Earlier this week, Nintendo crushed the hopes and dreams of an untold number of fans when it shut the door on bringing Japanese Wii games The Last Story, Xenoblade Chronicles and Pandora’s Tower to the U.S. This, despite an impressive grassroots effort to convince the publisher otherwise.
To rub salt in the digital wound, Nintendo will release Xenoblade Chronicles and The Last Story in Europe later this year.
Thing is, and as bad as this hurt some Nintendo supporters, it’s still a smart business decision.
Sorry, but Mother 3 will never appear in the U.S.
It certainly doesn’t seem that way. Publishers like Nintendo and Sony need a dedicated fan base, so logic denotes that these companies should do everything possible to appease them, yes?
Not always. Keep in mind that this is, first and foremost, a business.

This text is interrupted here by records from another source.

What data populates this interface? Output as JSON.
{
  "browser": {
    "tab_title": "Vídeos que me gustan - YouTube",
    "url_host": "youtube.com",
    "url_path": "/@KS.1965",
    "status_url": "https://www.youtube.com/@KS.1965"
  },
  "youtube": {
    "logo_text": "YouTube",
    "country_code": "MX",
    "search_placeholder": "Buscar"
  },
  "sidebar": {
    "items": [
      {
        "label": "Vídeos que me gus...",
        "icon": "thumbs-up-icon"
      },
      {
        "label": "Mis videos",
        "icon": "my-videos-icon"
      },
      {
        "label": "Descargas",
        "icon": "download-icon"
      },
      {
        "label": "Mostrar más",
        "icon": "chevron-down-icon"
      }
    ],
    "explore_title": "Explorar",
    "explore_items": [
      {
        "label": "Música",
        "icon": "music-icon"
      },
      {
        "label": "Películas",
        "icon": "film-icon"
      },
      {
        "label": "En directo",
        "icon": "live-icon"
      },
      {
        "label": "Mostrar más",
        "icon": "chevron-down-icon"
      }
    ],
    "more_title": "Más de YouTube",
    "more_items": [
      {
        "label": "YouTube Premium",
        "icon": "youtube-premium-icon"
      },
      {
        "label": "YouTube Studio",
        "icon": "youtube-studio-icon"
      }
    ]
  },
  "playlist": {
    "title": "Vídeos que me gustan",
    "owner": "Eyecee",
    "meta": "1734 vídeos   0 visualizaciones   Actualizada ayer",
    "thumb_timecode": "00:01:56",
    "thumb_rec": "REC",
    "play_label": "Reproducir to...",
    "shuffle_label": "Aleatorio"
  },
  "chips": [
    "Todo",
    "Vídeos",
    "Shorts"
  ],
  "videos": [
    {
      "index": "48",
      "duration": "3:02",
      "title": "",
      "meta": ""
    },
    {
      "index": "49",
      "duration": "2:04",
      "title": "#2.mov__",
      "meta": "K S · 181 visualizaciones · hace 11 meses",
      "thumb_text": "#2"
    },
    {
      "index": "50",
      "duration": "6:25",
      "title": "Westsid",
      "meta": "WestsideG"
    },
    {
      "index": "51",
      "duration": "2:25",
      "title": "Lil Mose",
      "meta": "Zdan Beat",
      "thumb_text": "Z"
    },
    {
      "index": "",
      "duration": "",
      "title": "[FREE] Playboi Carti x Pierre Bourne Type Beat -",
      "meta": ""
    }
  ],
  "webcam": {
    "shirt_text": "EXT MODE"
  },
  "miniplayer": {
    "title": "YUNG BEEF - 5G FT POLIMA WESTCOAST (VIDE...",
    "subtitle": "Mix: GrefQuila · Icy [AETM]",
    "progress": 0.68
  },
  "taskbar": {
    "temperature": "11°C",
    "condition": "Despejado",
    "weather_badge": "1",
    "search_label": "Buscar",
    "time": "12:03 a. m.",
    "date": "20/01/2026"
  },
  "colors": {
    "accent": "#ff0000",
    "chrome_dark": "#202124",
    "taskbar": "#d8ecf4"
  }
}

All too often, publishers release sequels and ports “for the fans”, and we watch as these titles slip into the bargain bin.
Bottom line, a few thousand people on the Internet don’t necessarily lead to breaking even, or at best, making a profit.

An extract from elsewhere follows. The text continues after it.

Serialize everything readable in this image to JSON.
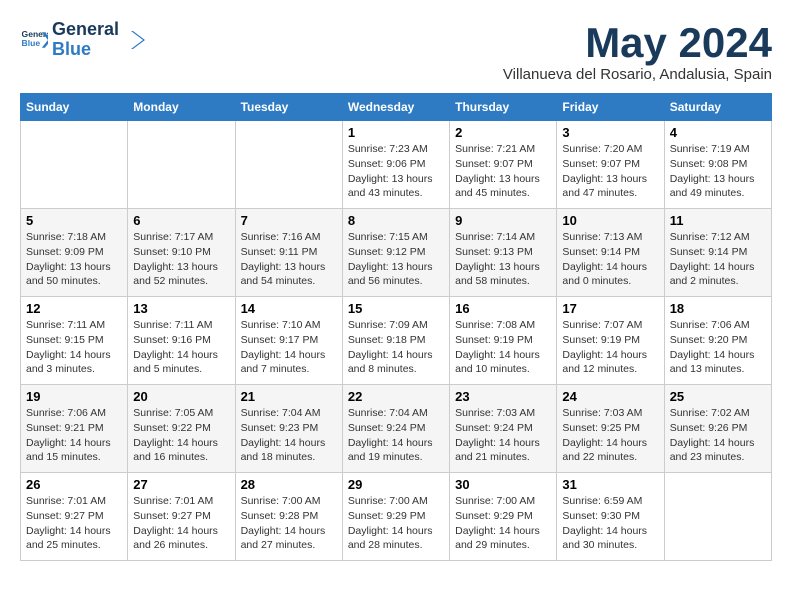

Like DS, Wii is on the way out, with The Legend of Zelda: Skyward Sword the final hurrah, just as Pokemon Black and White were the DS’ swansong.
Nintendo should not risk spending money bringing these strictly Japanese titles to the U.S.A., when this country routinely snubs its nose at Japanese role-playing games that don’t bear the words “Final Fantasy”, especially to a dying system that’s stock has dropped faster than Tiger Woods’ golf career.
The only way fans can make a difference is with their wallets, and it doesn’t seem like enough of them shell out the dough to keep games like this relevant in the west.
Does this mean Nintendo will lose support? Yes, but only a handful of people. Bottom line, if you’re passionate enough about Nintendo to demand a game like Xenoblade Chronicles, then the publisher already has your money. You’ll buy the next Mario game like everyone else.
Meanwhile, stores will have three less underperforming games clogging shelves.